Friday, December 06, 2019

Truth, Reconciliation, and Unbearable Burdens

I have written quite a few posts here on the caste and race issues of the old and adopted countries of mine.  The unbearable burdens of the past, as I often note them to be.

In the posts before tRump's election and mOdi's re-election that served as a Rorschach test of sorts, when regular readers had yet to reveal their true colors, the comments say a lot, like:
I understand, but do not subscribe to, the concept that any generation must apologise for the behaviour of previous generations. These symbolic apologies, in my humble view, are mere tokens and are not synonymous with real change, which is what is really important.
Am I to apologize for the actions of unrelated people centuries ago? Hollow apology. We should acknowledge our past and move forward. I am no more responsible for slavery than someone my age in Oregon is a victim of slavery.
Of course, the freedom of expression in a true democracy means that those views and worse are allowed in the public space.  But, if only they would think differently and better!

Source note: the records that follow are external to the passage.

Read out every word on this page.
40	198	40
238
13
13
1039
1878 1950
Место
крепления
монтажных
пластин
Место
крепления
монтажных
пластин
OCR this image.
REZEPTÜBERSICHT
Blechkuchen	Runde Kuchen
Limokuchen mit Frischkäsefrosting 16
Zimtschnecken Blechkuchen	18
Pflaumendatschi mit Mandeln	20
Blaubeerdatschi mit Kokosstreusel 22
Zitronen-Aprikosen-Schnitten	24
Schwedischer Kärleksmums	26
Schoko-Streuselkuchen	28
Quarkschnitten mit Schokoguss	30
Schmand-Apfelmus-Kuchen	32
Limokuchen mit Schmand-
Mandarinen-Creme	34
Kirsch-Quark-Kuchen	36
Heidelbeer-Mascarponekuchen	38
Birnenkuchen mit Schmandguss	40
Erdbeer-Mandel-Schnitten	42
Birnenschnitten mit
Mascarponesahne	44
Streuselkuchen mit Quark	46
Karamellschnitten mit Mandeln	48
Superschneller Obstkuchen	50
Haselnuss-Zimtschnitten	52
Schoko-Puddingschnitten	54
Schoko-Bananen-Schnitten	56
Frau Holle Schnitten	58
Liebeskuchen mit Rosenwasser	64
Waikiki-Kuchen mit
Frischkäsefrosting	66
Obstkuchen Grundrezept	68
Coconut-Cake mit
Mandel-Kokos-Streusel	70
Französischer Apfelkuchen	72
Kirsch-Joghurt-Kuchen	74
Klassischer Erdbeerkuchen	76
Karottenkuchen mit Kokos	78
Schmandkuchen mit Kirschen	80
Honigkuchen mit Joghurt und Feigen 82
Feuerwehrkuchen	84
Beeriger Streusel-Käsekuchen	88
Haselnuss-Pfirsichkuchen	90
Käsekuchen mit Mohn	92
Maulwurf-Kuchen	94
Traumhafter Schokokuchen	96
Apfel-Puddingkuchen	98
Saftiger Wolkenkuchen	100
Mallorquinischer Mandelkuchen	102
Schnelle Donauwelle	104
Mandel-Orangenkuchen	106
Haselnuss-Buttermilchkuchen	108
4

I wrote in one of my final commentaries for the local newspapers (or, was that the final one?) "We as a country have never truly come to terms with this history and the racial dimensions of contemporary America."  One of the emails that I got was from a reader (a stranger to me) who wrote:
I am so frustrated that Germany, a country which confronted its past head on, cannot be a lesson for America. Even the smallest acknowledgement of the horrors of slavery and the following disastrous treatment of black people cannot be found in the broader culture.
I am amazed that some of our finer movies which made powerfully and emotionally clear the evil and injustice of this treatment can't have a wider and deeper influence on the politics and everyday behavior in the U. S.
For me, some form of reparations seem correct, moral and necessary, but how can such a thing happen without acknowledgement of the crimes? I see your writing as a clear statement for the need of justice deserved.
Germany does provide us with an example that we can learn from.  Even now, in 2019, more than seven decades after the end of WW II, German leaders offer public apologies for the past.  There is no dismissive "acknowledge our past and move forward" nor are they "symbolic apologies."  It is sincere, heart-felt, and constructively moves into actions towards the future.

Angela Merkel did that again during her first visit as German chancellor to the Auschwitz-Birkenau Holocaust memorial:
Dressed in black, Merkel said the crimes committed at the site in southern Poland where the Nazis ran their largest death camp would always be part of German history.
“This site obliges us to keep the memory alive. We must remember the crimes that were committed here and name them clearly,” Merkel said during a ceremony attended by the Polish prime minister, Mateusz Morawiecki.
“I feel deep shame given the barbaric crimes that were committed here by Germans,” she added. 
What a profound statement by a leader who personally had nothing to do with the barbaric crimes that were committed in the past!

As Harvard's president noted in acknowledging the university's past:
The past never dies or disappears. It continues to shape us in ways we should not try to erase or ignore.